Compte tenu que cette reconfiguration de l’espace mental accompagne pas à pas la « construction » européenne, la montée en puissance des budgets européens de l’OTAN, la mise en place du « CETA » et, qui en doute ?, le retour prochain du « TAFTA », il est piteux que la gauche et l’extrême gauche établies, dont nombre de cadres sont si fiers de globishiser et crient même au « nationalisme » quand on les invite à respecter le cœur de notre héritage culturel, continuent de se désintéresser de la rapide mise en place continentale d’une nouvelle carte mentale qui va finir d’atomiser le marché du travail, frapper d’interdit les démocraties existantes, marginaliser et déclasser des millions de prolétaires et de paysans, accroître le fossé culturel entre le « haut » et le « bas » de chaque nation. Et contribuer à dynamiter ce qui reste des protections sociales arrachées par la lutte dans un cadre national ou mondial (par ex. la Déclaration des droits de l’homme de 1948), et nullement dans un cadre euro-atlantique...
Loin de s’adapter au tout-anglais en demandant « encore plus d’Erasmus »[30] -, il faut donc refuser l’espace impérial pré-formaté par le tout-globish, ce totalitarisme idéo-linguistique, défendre les langues nationales (italien, français, allemand, portugais...), ces trésors de toute l’humanité ; il faut aussi promouvoir, dans le cadre de l’Education nationale dotée des moyens adéquats, les riches langues régionales de France comme un patrimoine indivisible de la nation[31], enseigner dans un cadre laïco-républicain les langues de l’immigration de travail (notamment l’arabe) et imposer un véritable plurilinguisme (vivent l’allemand, l’anglais, le russe, le portugais, etc.) ; et pour cela, il faut évidemment sortir au plus tôt de la machine à détruire les langues nationales et la biodiversité culturelle européenne qu’est en réalité l’UE en marche vers le « Pacte transatlantique ».

V – Euro-dissolution française ou reconstitution du cadre territorial et linguistique républicain et internationaliste ?

Il est donc vain de prétendre « réorienter l’UE (variante : l’euro) dans un sens progressiste » comme le ressassent les affidés du Parti de la Gauche Européenne et de la Confédération européenne des syndicats.
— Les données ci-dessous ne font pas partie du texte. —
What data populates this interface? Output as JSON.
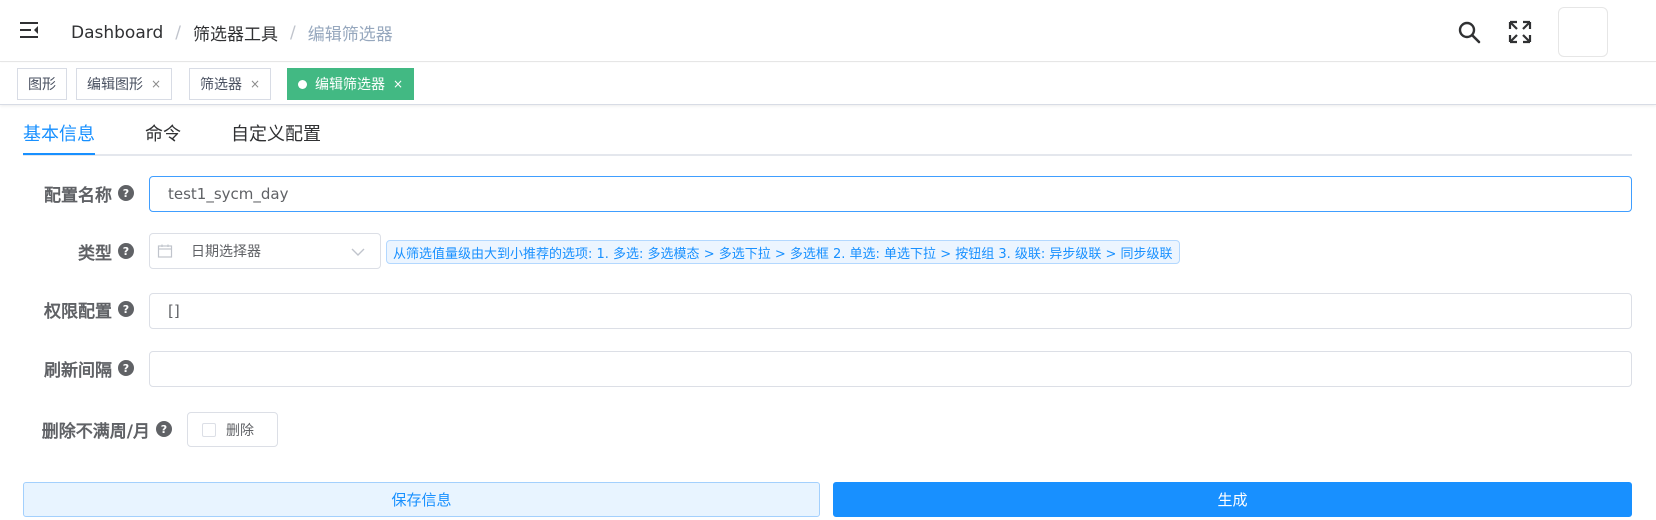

L’espace de l’euro-UE-OTAN, qu’il soit institutionnel, militaire, monétaire, financier, linguistique, est triplement verrouillé et vectorisé : comme certaines particules élémentaires, le champ euro-atlantique est dextrogyre, si bien que, à l’instar de certaines particules élémentaires, les politiques qui s’y mènent ne peuvent tourner qu’à droite !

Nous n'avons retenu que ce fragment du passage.